Stephen Sondheim, Titan of the American Musical, Is Dead at 91

An afternoon-long tutorial followed, teaching him, by Mr. Sondheim’s account, more about the craft than most songwriters learn in a lifetime. Hammerstein laid out a path of writing exercises for him: Adapt a good play into a musical; adapt a flawed play into a musical; adapt a story from another medium into a musical; and, finally, write a musical from your own original story. This the young Mr. Sondheim did, a project that carried him through his graduation from Williams College in Massachusetts, where he complemented his theater work with serious composition study under Robert Barrow, an intellectually rigorous specialist in harmony, from whom Mr. Sondheim gleaned the lesson, as he put it, “that art is work and not inspiration, that invention comes with craft.” Mr. Sondheim would later study independently with Milton Babbitt, the avant-garde composer.

Mr. Sondheim’s first professional show business job was not in the theater at all; through the agency representing Hammerstein, he was hired to write for a 1950s television comedy, “Topper,” about a fussbudget banker haunted by a pair of urbane ghosts. (Much later, Mr. Sondheim wrote a whodunit film script, “The Last of Sheila,” with the actor Anthony Perkins; it was produced in 1973 and directed by Herbert Ross.) By the ’50s he had become a connoisseur of word games and puzzles, and an inventor of elaborate games. From 1968 to 1969, he created cryptic crosswords for New York magazine.

His affinity for theatrical misdirection and mystery was acknowledged by his friend, the playwright Anthony Shaffer, who based the cunningly vengeful cuckold in his play “Sleuth” partly on Mr.
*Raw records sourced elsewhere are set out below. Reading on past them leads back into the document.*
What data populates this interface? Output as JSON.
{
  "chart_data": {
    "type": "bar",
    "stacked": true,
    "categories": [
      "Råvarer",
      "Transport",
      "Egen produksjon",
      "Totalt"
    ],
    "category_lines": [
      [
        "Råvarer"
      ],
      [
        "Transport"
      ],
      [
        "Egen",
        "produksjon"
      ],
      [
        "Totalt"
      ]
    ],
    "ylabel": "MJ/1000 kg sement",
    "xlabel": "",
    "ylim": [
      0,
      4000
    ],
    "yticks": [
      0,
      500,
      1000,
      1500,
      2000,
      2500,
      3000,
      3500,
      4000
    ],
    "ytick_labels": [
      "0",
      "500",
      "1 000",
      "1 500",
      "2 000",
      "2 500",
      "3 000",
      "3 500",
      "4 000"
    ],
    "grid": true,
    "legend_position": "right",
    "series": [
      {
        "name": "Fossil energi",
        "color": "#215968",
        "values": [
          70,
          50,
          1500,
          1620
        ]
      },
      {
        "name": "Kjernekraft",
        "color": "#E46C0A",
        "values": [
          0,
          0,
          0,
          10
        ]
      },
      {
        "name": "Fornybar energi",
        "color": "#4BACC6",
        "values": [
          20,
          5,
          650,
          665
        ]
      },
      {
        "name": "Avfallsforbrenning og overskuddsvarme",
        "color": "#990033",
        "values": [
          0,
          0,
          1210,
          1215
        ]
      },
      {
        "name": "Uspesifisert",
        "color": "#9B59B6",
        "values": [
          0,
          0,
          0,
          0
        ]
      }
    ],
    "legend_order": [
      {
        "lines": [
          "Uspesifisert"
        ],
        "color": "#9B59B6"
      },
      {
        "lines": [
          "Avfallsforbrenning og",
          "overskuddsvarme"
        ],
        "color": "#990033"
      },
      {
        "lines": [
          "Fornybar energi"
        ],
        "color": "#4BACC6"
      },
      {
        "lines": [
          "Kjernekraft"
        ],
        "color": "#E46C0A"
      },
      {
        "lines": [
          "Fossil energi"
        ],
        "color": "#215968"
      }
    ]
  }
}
Sondheim. (The play was once tentatively titled “Who’s Afraid of Stephen Sondheim?”)

Mr. Sondheim was in his early 20s when he wrote his first professional show, a musical called “Saturday Night,” which was an adaptation of “Front Porch in Flatbush,” a play by Philip G. and Julius J. Epstein. He got the job, to write both words and music, after the composer Frank Loesser turned it down. The show was scheduled to be presented in 1955, but the producer, Lemuel Ayers, died before he had completed raising the money for it, and the production came to a halt. The show was not presented until 1997, by a small company in London; it subsequently appeared in Chicago and finally had its New York premiere in 2000, Off Broadway at the Second Stage Theater.

Mr. Sondheim was loath to take either of his first Broadway gigs, “West Side Story” and “Gypsy,” because he felt he was a composer, not only a lyricist — “I enjoy writing music much more than lyrics,” he confessed in “Finishing the Hat.” But he agreed to both on the advice of Hammerstein, who told him that he would benefit from working with the likes of Bernstein; Laurents, (who wrote the book) and the director Jerome Robbins, in the first instance, and from writing for a star like Ethel Merman in the second, even though it was she who had wanted a more experienced Broadway hand, Jule Styne, as the composer.

Only once after “Gypsy” would Mr. Sondheim write lyrics for another composer: an unhappy collaboration with Richard Rodgers, “Do I Hear a Waltz?,” based on Laurents’s play “The Time of the Cuckoo.”